The synthetic division table is:
$$ \begin{array}{c|rrrr}-4&5&20&-2&4\\& & -20& 0& \color{black}{8} \\ \hline &\color{blue}{5}&\color{blue}{0}&\color{blue}{-2}&\color{orangered}{12} \end{array} $$The solution is:
$$ \frac{ 5x^{3}+20x^{2}-2x+4 }{ x+4 } = \color{blue}{5x^{2}-2} ~+~ \frac{ \color{red}{ 12 } }{ x+4 } $$Step 1 : Write down the coefficients of the dividend into division table. Put the zero from $ x + 4 = 0 $ ( $ x = \color{blue}{ -4 } $ ) at the left.

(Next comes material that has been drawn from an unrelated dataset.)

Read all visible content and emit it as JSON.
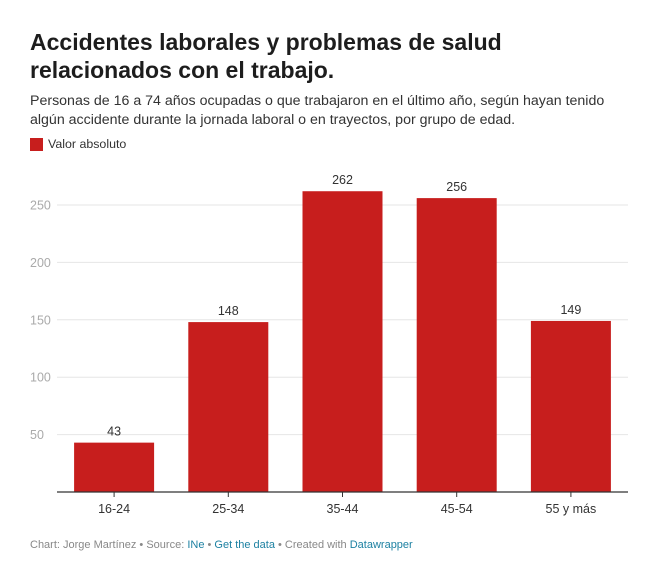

$$ \begin{array}{c|rrrr}\color{blue}{-4}&5&20&-2&4\\& & & & \\ \hline &&&& \end{array} $$Step 1 : Bring down the leading coefficient to the bottom row.
$$ \begin{array}{c|rrrr}-4&\color{orangered}{ 5 }&20&-2&4\\& & & & \\ \hline &\color{orangered}{5}&&& \end{array} $$Step 2 : Multiply by the number on the left, and carry the result into the next column: $ \color{blue}{ -4 } \cdot \color{blue}{ 5 } = \color{blue}{ -20 } $.
$$ \begin{array}{c|rrrr}\color{blue}{-4}&5&20&-2&4\\& & \color{blue}{-20} & & \\ \hline &\color{blue}{5}&&& \end{array} $$Step 3 : Add down last column: $ \color{orangered}{ 20 } + \color{orangered}{ \left( -20 \right) } = \color{orangered}{ 0 } $
$$ \begin{array}{c|rrrr}-4&5&\color{orangered}{ 20 }&-2&4\\& & \color{orangered}{-20} & & \\ \hline &5&\color{orangered}{0}&& \end{array} $$Step 4 : Multiply by the number on the left, and carry the result into the next column: $ \color{blue}{ -4 } \cdot \color{blue}{ 0 } = \color{blue}{ 0 } $.
$$ \begin{array}{c|rrrr}\color{blue}{-4}&5&20&-2&4\\& & -20& \color{blue}{0} & \\ \hline &5&\color{blue}{0}&& \end{array} $$Step 5 : Add down last column: $ \color{orangered}{ -2 } + \color{orangered}{ 0 } = \color{orangered}{ -2 } $
$$ \begin{array}{c|rrrr}-4&5&20&\color{orangered}{ -2 }&4\\& & -20& \color{orangered}{0} & \\ \hline &5&0&\color{orangered}{-2}& \end{array} $$Step 6 : Multiply by the number on the left, and carry the result into the next column: $ \color{blue}{ -4 } \cdot \color{blue}{ \left( -2 \right) } = \color{blue}{ 8 } $.
$$ \begin{array}{c|rrrr}\color{blue}{-4}&5&20&-2&4\\& & -20& 0& \color{blue}{8} \\ \hline &5&0&\color{blue}{-2}& \end{array} $$Step 7 : Add down last column: $ \color{orangered}{ 4 } + \color{orangered}{ 8 } = \color{orangered}{ 12 } $
$$ \begin{array}{c|rrrr}-4&5&20&-2&\color{orangered}{ 4 }\\& & -20& 0& \color{orangered}{8} \\ \hline &\color{blue}{5}&\color{blue}{0}&\color{blue}{-2}&\color{orangered}{12} \end{array} $$Bottom line represents the quotient $ \color{blue}{ 5x^{2}-2 } $ with a remainder of $ \color{red}{ 12 } $.